I suspect that Paul Theroux found himself caught up in a similar mood of age anxiety when he set off for the overland journey through Africa that he has described in his latest book, Dark Star Safari. His rationale for the journey was characteristically grumpy – he wanted to become less available to those who wanted something from him – but, as he gamely makes his way south, it becomes clear that the age thing is nagging away at him. He is delighted, repeatedly, when Africans assume that he is in his forties and proudly records instances of girls in their twenties making passes at him.

When Theroux eventually reaches Uganda, where he lived when he was young, what is really bugging him is suddenly made explicit: he is approaching his 60th birthday. "I did not want to be the classic bore, the reminiscing geezer, yet I now knew: the old are not as frail as you think, they are insulted to be regarded as feeble," he says.

"They are full of ideas, hidden powers, even sexual energy. Don't be fooled by the thin hair and battered features and scepticism. The older traveller knows it best: in our hearts we are youthful, and we are insulted to be treated as old men and burdens, for we have come to know that the years have made us more powerful and certainly made us more streetwise. Years are not an affliction – old age is strength."

You tell 'em, grandad. Indeed, Theroux's journey and the book that resulted from it are an effective kick in the teeth of advancing years. All the same, there was something unsettling about Dark Star Safari. Unlike Paul Theroux, I was not shocked to discover that he was 60; I had always thought that he was older. Ever since I read The Great Railway Bazaar, I had assumed that he was well ahead of me on life's great highway. Now I discovered that I was catching him up, that he was just around the next bend.

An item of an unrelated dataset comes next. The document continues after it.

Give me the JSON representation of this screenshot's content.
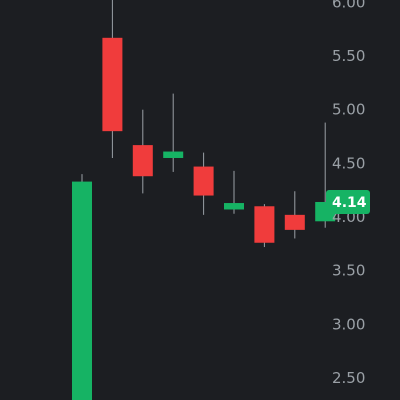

Perhaps, like eyesight, perspective begins eventually to go awry. When I am with friends who are in their mid-30s, I feel that I am effortlessly part of their generation, and that the 20 years between us might as well not exist. Yet someone who is two decades away from me in the other direction seems to belong to another universe of ageing.

So I am probably not the person to write a sequel to the new TV series, called 20 Things Not To Do After You're 50, knowing that, apart from the truly embarrassing idiocy of driving a sports car, I am still trying to do most of them. But if I did, I would advise against too much introspection, particularly around the subject of age – and in favour of ignoring birthdays.